I have a word-encoded string from received mail. When parsing encoded word in Python3, I got an exception
'gb2312' codec can't decode bytes in position 18-19: illegal multibyte sequence
raised from make_header method.
from email.header import decode_header, make_header
hdr = decode_header("""=?gb2312?B?QSBWIM34IMXMILP2IMrbICAgqEMgs8kgyMsg?=""")
make_header(hdr)
Parsing encoded string in online tools works without problems (http://dogmamix.com/MimeHeadersDecoder/). Any suggestions what I am doing wrong?
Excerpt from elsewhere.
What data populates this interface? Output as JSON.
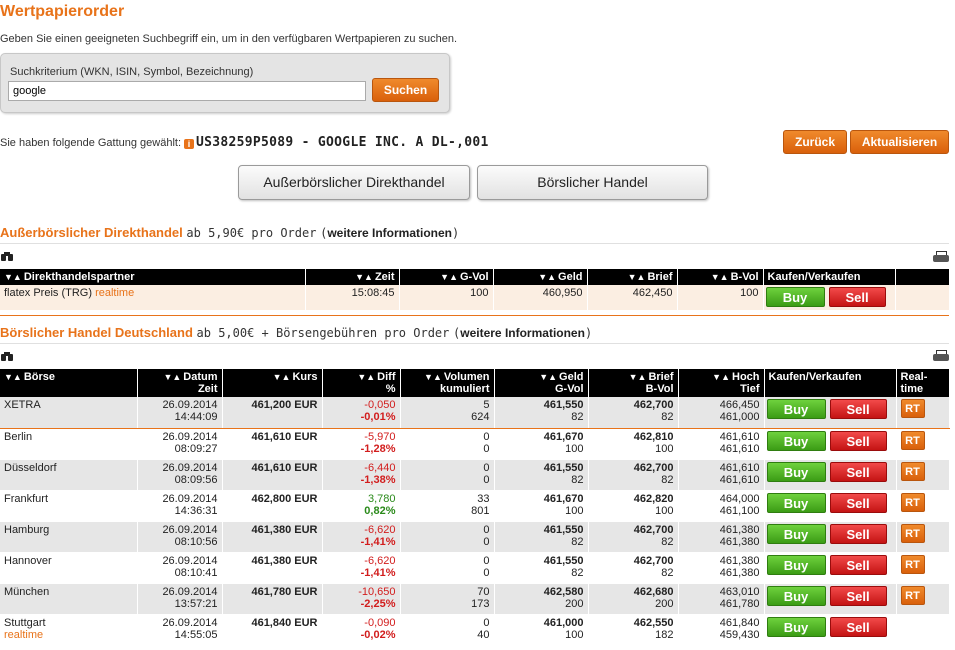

Thanks
The error message tells you that the bytes in position 18-19 are not valid for this encoding.
decode_header
simply extracts a bunch of bytes and an encoding. make_header
actually attempts to interpret those bytes in that encoding, and fails, because these bytes are not valid in that encoding.
Similarly,
bash$ base64 -D <<<'QSBWIM34IMXMILP2IMrbICAgqEMgs8kgyMsg' |
> iconv -f gb2312 -t utf-8
A V 网 盘 出 售
iconv: (stdin):1:18: cannot convert
So the error message simply tells you that this data is not valid. We cannot tell without more information what the data should be, and neither can Python or your program do that.
For a rough parable, you can g??ss which b?t?s are m?ss?ng here, but not in ?h?? l?ng?? s???e???.